Nunca es fácil afrontar un partido que aparece situado entre media de dos batallas superlativas. El duelo ante el Getafe nacía con el recuerdo del choque ante Rubín Kazan y con la vista puesta sobre Moscú ante el mismo rival con el retorno de la eliminatoria de octavos de Final de la Liga Europea. Juan Ignacio realizó un ejercicio de confianza con las rotaciones efectuadas. El mensaje que lanzó era evidente. Sin Barkero ni Martins sobre el verde y con Juanfran y Ballesteros recluidos en el banquillo, parte de la columna vertebral del colectivo azulgrana, el preparador decidió que era el instante para reivindicar al resto del plantel. La confianza del preparador en su grupo parece iimitada. La respuesta de los futbolistas que saltaron al campo fue en consonancia con el perfil del planteamiento mostrado por el preparador. El Levante no perdió las credenciales que le identifican. Ni sus coordenadas. El equipo fue reconocible desde el principio hasta el final. Terso y contundente en tareas defensivas se proyectó con furia hacia los dominios de Moyà.

El arranque de la cita fue paradigmático. Rubén se asoció con Acquafresca y el italiano se enfrentó a Moyà sin más obstáculos que la portería getafense. El cancerbero aguantó estoicamente para despejar el esférico. Los protagonistas volvieron a encontrarse minutos más tarde. En esta ocasión, el atacante buscó el palo largo del meta cuando se incorporaba por el costado izquierdo del ataque Pedro Ríos sin más compañía que su propia sombra. Moyà alargó la mano para desbaratar la acción que acabó con un potente disparo desde la frontal del área de Pedro López que repelió con virulencia el poste. El clima del partido era propicio para los intereses azulgranas. Las apariencias llevaban al engaño. El dominio del cuero era para un Getafe excesivamente previsible y parsimonioso en tareas ofensivas. La cólera la materializaba un Levante que hacia de la verticalidad y de la agilidad una manera para acceder a las inmediaciones de Moyà.

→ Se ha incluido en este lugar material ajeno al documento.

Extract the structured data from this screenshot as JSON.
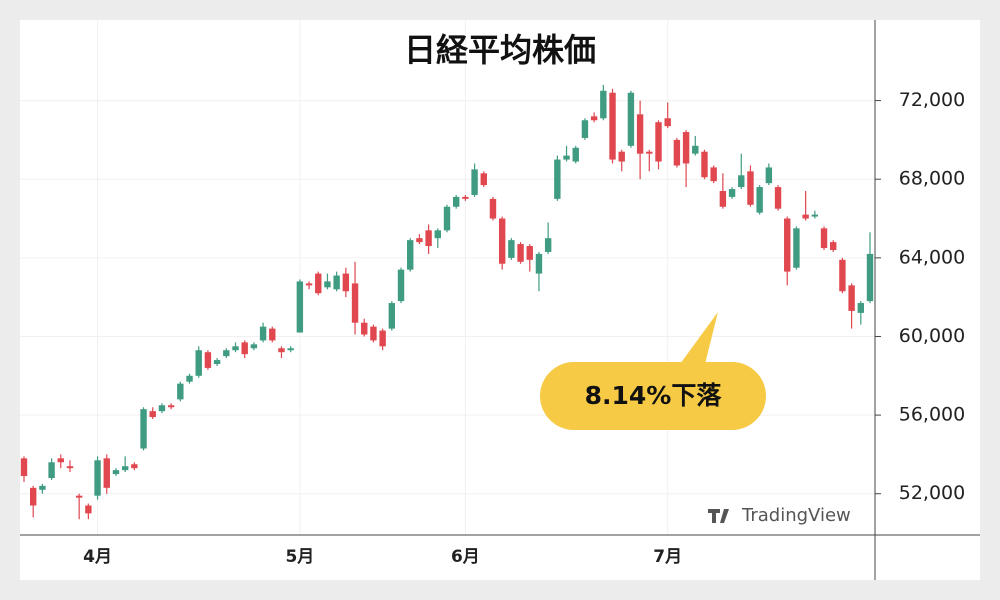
{
  "chart_data": {
    "type": "candlestick",
    "title": "日経平均株価",
    "annotation": "8.14%下落",
    "watermark": "TradingView",
    "up_color": "#3f9b81",
    "down_color": "#e0474f",
    "grid": true,
    "ylim": [
      49900,
      76100
    ],
    "yticks": [
      {
        "value": 52000,
        "label": "52,000"
      },
      {
        "value": 56000,
        "label": "56,000"
      },
      {
        "value": 60000,
        "label": "60,000"
      },
      {
        "value": 64000,
        "label": "64,000"
      },
      {
        "value": 68000,
        "label": "68,000"
      },
      {
        "value": 72000,
        "label": "72,000"
      }
    ],
    "categories": [
      null,
      null,
      null,
      null,
      null,
      null,
      null,
      null,
      "4月",
      null,
      null,
      null,
      null,
      null,
      null,
      null,
      null,
      null,
      null,
      null,
      null,
      null,
      null,
      null,
      null,
      null,
      null,
      null,
      null,
      null,
      "5月",
      null,
      null,
      null,
      null,
      null,
      null,
      null,
      null,
      null,
      null,
      null,
      null,
      null,
      null,
      null,
      null,
      null,
      "6月",
      null,
      null,
      null,
      null,
      null,
      null,
      null,
      null,
      null,
      null,
      null,
      null,
      null,
      null,
      null,
      null,
      null,
      null,
      null,
      null,
      null,
      "7月",
      null,
      null,
      null,
      null,
      null,
      null,
      null,
      null,
      null,
      null,
      null,
      null,
      null,
      null,
      null,
      null,
      null,
      null,
      null,
      null,
      null,
      null
    ],
    "ohlc": [
      [
        53800,
        53900,
        52600,
        52900
      ],
      [
        52300,
        52400,
        50800,
        51400
      ],
      [
        52200,
        52500,
        52000,
        52400
      ],
      [
        52800,
        53800,
        52700,
        53600
      ],
      [
        53800,
        54000,
        53300,
        53600
      ],
      [
        53400,
        53700,
        53100,
        53300
      ],
      [
        51900,
        52000,
        50700,
        51800
      ],
      [
        51400,
        51500,
        50700,
        51000
      ],
      [
        51900,
        53900,
        51700,
        53700
      ],
      [
        53800,
        54000,
        52000,
        52300
      ],
      [
        53000,
        53300,
        52900,
        53200
      ],
      [
        53200,
        53900,
        53100,
        53400
      ],
      [
        53500,
        53600,
        53200,
        53300
      ],
      [
        54300,
        56400,
        54200,
        56300
      ],
      [
        56200,
        56400,
        55800,
        55900
      ],
      [
        56200,
        56600,
        56100,
        56500
      ],
      [
        56500,
        56600,
        56300,
        56400
      ],
      [
        56800,
        57700,
        56700,
        57600
      ],
      [
        57700,
        58100,
        57600,
        58000
      ],
      [
        58000,
        59500,
        57900,
        59300
      ],
      [
        59200,
        59300,
        58300,
        58400
      ],
      [
        58600,
        58900,
        58500,
        58800
      ],
      [
        59000,
        59400,
        58900,
        59300
      ],
      [
        59300,
        59700,
        59200,
        59500
      ],
      [
        59700,
        59800,
        58900,
        59100
      ],
      [
        59400,
        59700,
        59300,
        59600
      ],
      [
        59800,
        60700,
        59700,
        60500
      ],
      [
        60400,
        60500,
        59700,
        59800
      ],
      [
        59400,
        59500,
        58900,
        59200
      ],
      [
        59300,
        59500,
        59200,
        59400
      ],
      [
        60200,
        62900,
        60200,
        62800
      ],
      [
        62700,
        62800,
        62400,
        62600
      ],
      [
        63200,
        63300,
        62100,
        62200
      ],
      [
        62500,
        63200,
        62400,
        62800
      ],
      [
        62400,
        63300,
        62300,
        63100
      ],
      [
        63200,
        63500,
        62000,
        62300
      ],
      [
        62700,
        63800,
        60100,
        60700
      ],
      [
        60700,
        60900,
        60000,
        60100
      ],
      [
        60500,
        60600,
        59700,
        59800
      ],
      [
        60300,
        60400,
        59300,
        59500
      ],
      [
        60400,
        61800,
        60300,
        61700
      ],
      [
        61800,
        63500,
        61700,
        63400
      ],
      [
        63400,
        65000,
        63300,
        64900
      ],
      [
        65000,
        65200,
        64700,
        64800
      ],
      [
        65400,
        65700,
        64200,
        64600
      ],
      [
        65000,
        65500,
        64500,
        65400
      ],
      [
        65400,
        66700,
        65300,
        66600
      ],
      [
        66600,
        67200,
        66500,
        67100
      ],
      [
        67100,
        67200,
        66900,
        67000
      ],
      [
        67200,
        68800,
        67100,
        68500
      ],
      [
        68300,
        68400,
        67600,
        67700
      ],
      [
        67000,
        67100,
        65900,
        66000
      ],
      [
        66000,
        66100,
        63400,
        63700
      ],
      [
        64000,
        65000,
        63900,
        64900
      ],
      [
        64700,
        64800,
        63700,
        63800
      ],
      [
        64600,
        64700,
        63300,
        63900
      ],
      [
        63200,
        64300,
        62300,
        64200
      ],
      [
        64300,
        65800,
        64200,
        65000
      ],
      [
        67000,
        69200,
        66900,
        69000
      ],
      [
        69000,
        69700,
        68900,
        69200
      ],
      [
        68900,
        69700,
        68800,
        69600
      ],
      [
        70100,
        71100,
        70000,
        71000
      ],
      [
        71200,
        71400,
        70900,
        71000
      ],
      [
        71100,
        72800,
        71000,
        72500
      ],
      [
        72400,
        72600,
        68800,
        69000
      ],
      [
        69400,
        69500,
        68400,
        68900
      ],
      [
        69700,
        72500,
        69600,
        72400
      ],
      [
        71300,
        72000,
        68000,
        69300
      ],
      [
        69400,
        69500,
        68400,
        69300
      ],
      [
        70900,
        71000,
        68500,
        68900
      ],
      [
        71100,
        71900,
        70600,
        70700
      ],
      [
        70000,
        70100,
        68600,
        68700
      ],
      [
        70400,
        70500,
        67600,
        68800
      ],
      [
        69300,
        70200,
        69200,
        69700
      ],
      [
        69400,
        69500,
        68000,
        68100
      ],
      [
        68600,
        68700,
        67800,
        67900
      ],
      [
        67400,
        68300,
        66500,
        66600
      ],
      [
        67100,
        67600,
        67000,
        67500
      ],
      [
        67600,
        69300,
        67500,
        68200
      ],
      [
        68400,
        68700,
        66600,
        66700
      ],
      [
        66300,
        67700,
        66200,
        67600
      ],
      [
        67800,
        68800,
        67700,
        68600
      ],
      [
        67600,
        67700,
        66400,
        66500
      ],
      [
        66000,
        66100,
        62600,
        63300
      ],
      [
        63500,
        65600,
        63400,
        65500
      ],
      [
        66200,
        67400,
        65900,
        66000
      ],
      [
        66100,
        66400,
        66000,
        66200
      ],
      [
        65500,
        65600,
        64400,
        64500
      ],
      [
        64800,
        64900,
        64300,
        64400
      ],
      [
        63900,
        64000,
        62200,
        62300
      ],
      [
        62600,
        62700,
        60400,
        61300
      ],
      [
        61200,
        61800,
        60600,
        61700
      ],
      [
        61800,
        65300,
        61700,
        64200
      ]
    ]
  }
}
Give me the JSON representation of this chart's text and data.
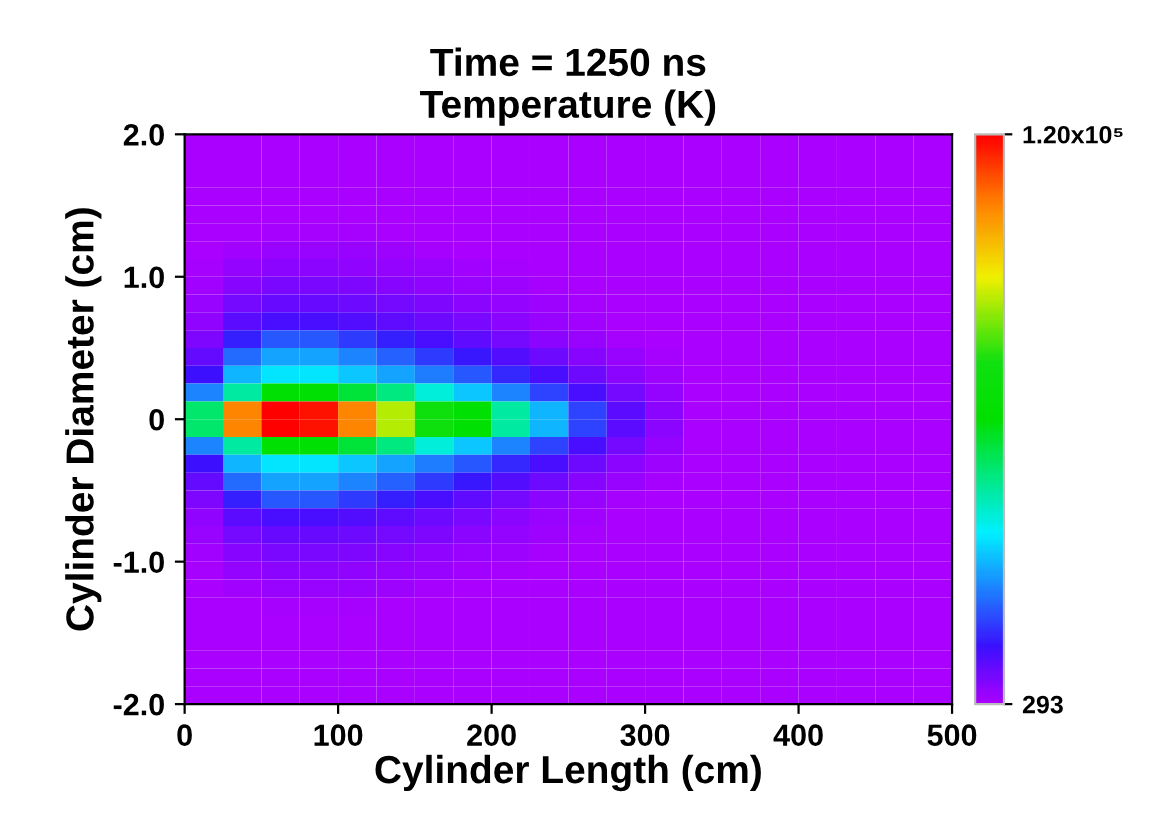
{
  "chart_data": {
    "type": "heatmap",
    "title": "Time = 1250 ns\nTemperature (K)",
    "xlabel": "Cylinder Length (cm)",
    "ylabel": "Cylinder Diameter (cm)",
    "xlim": [
      0,
      500
    ],
    "xticks": [
      0,
      100,
      200,
      300,
      400,
      500
    ],
    "ylim": [
      -2.0,
      2.0
    ],
    "yticks": [
      {
        "value": -2,
        "label": "-2.0"
      },
      {
        "value": -1,
        "label": "-1.0"
      },
      {
        "value": 0,
        "label": "0"
      },
      {
        "value": 1,
        "label": "1.0"
      },
      {
        "value": 2,
        "label": "2.0"
      }
    ],
    "clim": [
      293,
      120000
    ],
    "cticks": [
      {
        "value": 293,
        "label": "293"
      },
      {
        "value": 120000,
        "label": "1.20x10⁵"
      }
    ],
    "cells": [
      [
        293,
        293,
        293,
        293,
        293,
        293,
        293,
        293,
        293,
        293,
        293,
        293,
        293,
        293,
        293,
        293,
        293,
        293,
        293,
        293
      ],
      [
        293,
        293,
        293,
        293,
        293,
        293,
        293,
        293,
        293,
        293,
        293,
        293,
        293,
        293,
        293,
        293,
        293,
        293,
        293,
        293
      ],
      [
        293,
        293,
        293,
        293,
        293,
        293,
        293,
        293,
        293,
        293,
        293,
        293,
        293,
        293,
        293,
        293,
        293,
        293,
        293,
        293
      ],
      [
        293,
        293,
        293,
        293,
        293,
        293,
        293,
        293,
        293,
        293,
        293,
        293,
        293,
        293,
        293,
        293,
        293,
        293,
        293,
        293
      ],
      [
        293,
        293,
        293,
        293,
        293,
        293,
        293,
        293,
        293,
        293,
        293,
        293,
        293,
        293,
        293,
        293,
        293,
        293,
        293,
        293
      ],
      [
        293,
        293,
        1000,
        1000,
        800,
        500,
        293,
        293,
        293,
        293,
        293,
        293,
        293,
        293,
        293,
        293,
        293,
        293,
        293,
        293
      ],
      [
        293,
        1500,
        2500,
        2500,
        2200,
        1800,
        1200,
        700,
        293,
        293,
        293,
        293,
        293,
        293,
        293,
        293,
        293,
        293,
        293,
        293
      ],
      [
        800,
        3000,
        4000,
        4000,
        3500,
        3000,
        2200,
        1500,
        900,
        400,
        293,
        293,
        293,
        293,
        293,
        293,
        293,
        293,
        293,
        293
      ],
      [
        1500,
        4500,
        5500,
        5500,
        5000,
        4500,
        3500,
        2500,
        1800,
        1000,
        500,
        293,
        293,
        293,
        293,
        293,
        293,
        293,
        293,
        293
      ],
      [
        2500,
        6000,
        7500,
        7500,
        7000,
        6000,
        5000,
        4000,
        2800,
        1800,
        900,
        293,
        293,
        293,
        293,
        293,
        293,
        293,
        293,
        293
      ],
      [
        3500,
        9000,
        11000,
        11000,
        10000,
        8500,
        7000,
        5500,
        4000,
        2500,
        1500,
        700,
        293,
        293,
        293,
        293,
        293,
        293,
        293,
        293
      ],
      [
        5000,
        14000,
        20000,
        20000,
        17000,
        14000,
        11000,
        8500,
        6000,
        4000,
        2500,
        1200,
        293,
        293,
        293,
        293,
        293,
        293,
        293,
        293
      ],
      [
        8000,
        22000,
        28000,
        28000,
        25000,
        21000,
        17000,
        13000,
        10000,
        7000,
        4500,
        2500,
        1000,
        293,
        293,
        293,
        293,
        293,
        293,
        293
      ],
      [
        12000,
        30000,
        35000,
        35000,
        32000,
        28000,
        24000,
        20000,
        15000,
        11000,
        7000,
        4000,
        2000,
        293,
        293,
        293,
        293,
        293,
        293,
        293
      ],
      [
        25000,
        45000,
        60000,
        60000,
        55000,
        48000,
        40000,
        32000,
        25000,
        18000,
        11000,
        6000,
        3000,
        293,
        293,
        293,
        293,
        293,
        293,
        293
      ],
      [
        50000,
        105000,
        120000,
        118000,
        105000,
        85000,
        70000,
        60000,
        45000,
        30000,
        18000,
        9000,
        4000,
        293,
        293,
        293,
        293,
        293,
        293,
        293
      ],
      [
        50000,
        105000,
        120000,
        118000,
        105000,
        85000,
        70000,
        60000,
        45000,
        30000,
        18000,
        9000,
        4000,
        293,
        293,
        293,
        293,
        293,
        293,
        293
      ],
      [
        25000,
        45000,
        60000,
        60000,
        55000,
        48000,
        40000,
        32000,
        25000,
        18000,
        11000,
        6000,
        3000,
        293,
        293,
        293,
        293,
        293,
        293,
        293
      ],
      [
        12000,
        30000,
        35000,
        35000,
        32000,
        28000,
        24000,
        20000,
        15000,
        11000,
        7000,
        4000,
        2000,
        293,
        293,
        293,
        293,
        293,
        293,
        293
      ],
      [
        8000,
        22000,
        28000,
        28000,
        25000,
        21000,
        17000,
        13000,
        10000,
        7000,
        4500,
        2500,
        1000,
        293,
        293,
        293,
        293,
        293,
        293,
        293
      ],
      [
        5000,
        14000,
        20000,
        20000,
        17000,
        14000,
        11000,
        8500,
        6000,
        4000,
        2500,
        1200,
        293,
        293,
        293,
        293,
        293,
        293,
        293,
        293
      ],
      [
        3500,
        9000,
        11000,
        11000,
        10000,
        8500,
        7000,
        5500,
        4000,
        2500,
        1500,
        700,
        293,
        293,
        293,
        293,
        293,
        293,
        293,
        293
      ],
      [
        2500,
        6000,
        7500,
        7500,
        7000,
        6000,
        5000,
        4000,
        2800,
        1800,
        900,
        293,
        293,
        293,
        293,
        293,
        293,
        293,
        293,
        293
      ],
      [
        1500,
        4500,
        5500,
        5500,
        5000,
        4500,
        3500,
        2500,
        1800,
        1000,
        500,
        293,
        293,
        293,
        293,
        293,
        293,
        293,
        293,
        293
      ],
      [
        800,
        3000,
        4000,
        4000,
        3500,
        3000,
        2200,
        1500,
        900,
        400,
        293,
        293,
        293,
        293,
        293,
        293,
        293,
        293,
        293,
        293
      ],
      [
        293,
        1500,
        2500,
        2500,
        2200,
        1800,
        1200,
        700,
        293,
        293,
        293,
        293,
        293,
        293,
        293,
        293,
        293,
        293,
        293,
        293
      ],
      [
        293,
        293,
        1000,
        1000,
        800,
        500,
        293,
        293,
        293,
        293,
        293,
        293,
        293,
        293,
        293,
        293,
        293,
        293,
        293,
        293
      ],
      [
        293,
        293,
        293,
        293,
        293,
        293,
        293,
        293,
        293,
        293,
        293,
        293,
        293,
        293,
        293,
        293,
        293,
        293,
        293,
        293
      ],
      [
        293,
        293,
        293,
        293,
        293,
        293,
        293,
        293,
        293,
        293,
        293,
        293,
        293,
        293,
        293,
        293,
        293,
        293,
        293,
        293
      ],
      [
        293,
        293,
        293,
        293,
        293,
        293,
        293,
        293,
        293,
        293,
        293,
        293,
        293,
        293,
        293,
        293,
        293,
        293,
        293,
        293
      ],
      [
        293,
        293,
        293,
        293,
        293,
        293,
        293,
        293,
        293,
        293,
        293,
        293,
        293,
        293,
        293,
        293,
        293,
        293,
        293,
        293
      ],
      [
        293,
        293,
        293,
        293,
        293,
        293,
        293,
        293,
        293,
        293,
        293,
        293,
        293,
        293,
        293,
        293,
        293,
        293,
        293,
        293
      ]
    ]
  }
}
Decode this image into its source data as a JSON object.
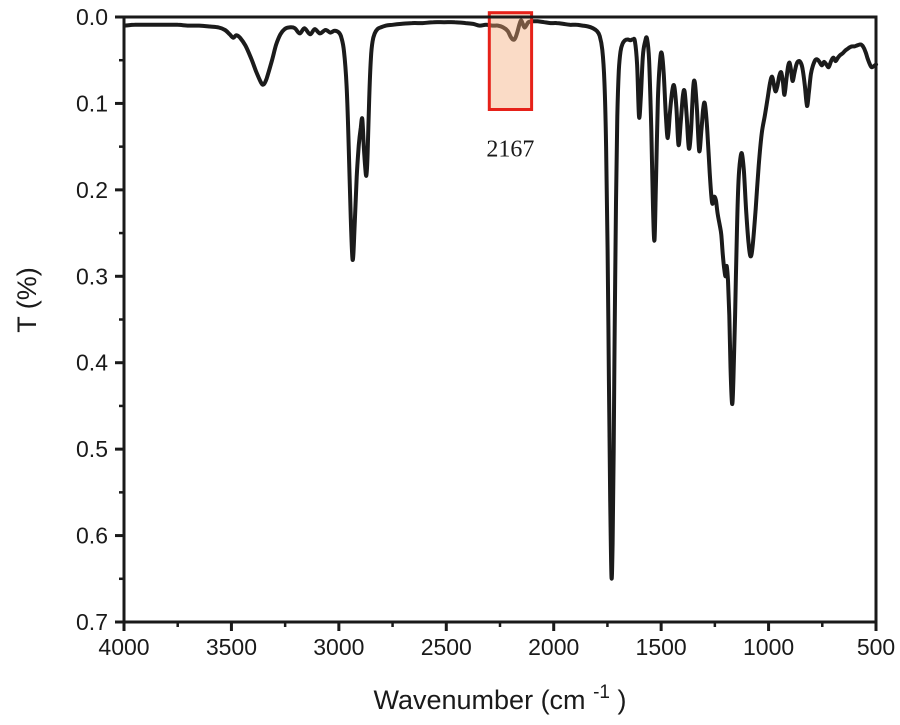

Pedro López rasgó el flanco izquierdo de la retaguardia foránea y Rubén hacia lo propio por la otra parte de la geografía del campo. Unos metros por delante la movilidad de Acquafresca generaba espacios y puntos de fuga que el Levante aprovechó. La actuación del italiano resultó convincente aunque le fató el gol redondear un brillante partido. El encuentro marchó en un único sentido. Fue un duelo monocorde con preponderancia del Levante. Del Getafe apenas si existían noticias con la excepción de una entrega emborronada de Nikos que pudo aprovechar Diego Castro. La escuadra granota decidió amotinarse en los minutos finales. Su puesta en escena fue impulsiva. El Getafe sufrió un estado de sitio del que salió indemne en ocasiones por la aportación estelar del cancerbero, por la falta de puntería de los atacantes locales y en última instancia por el destino caprichoso de un balón que besó el suelo superando el límite que marca el gol aunque salió despedido en dirección contraria.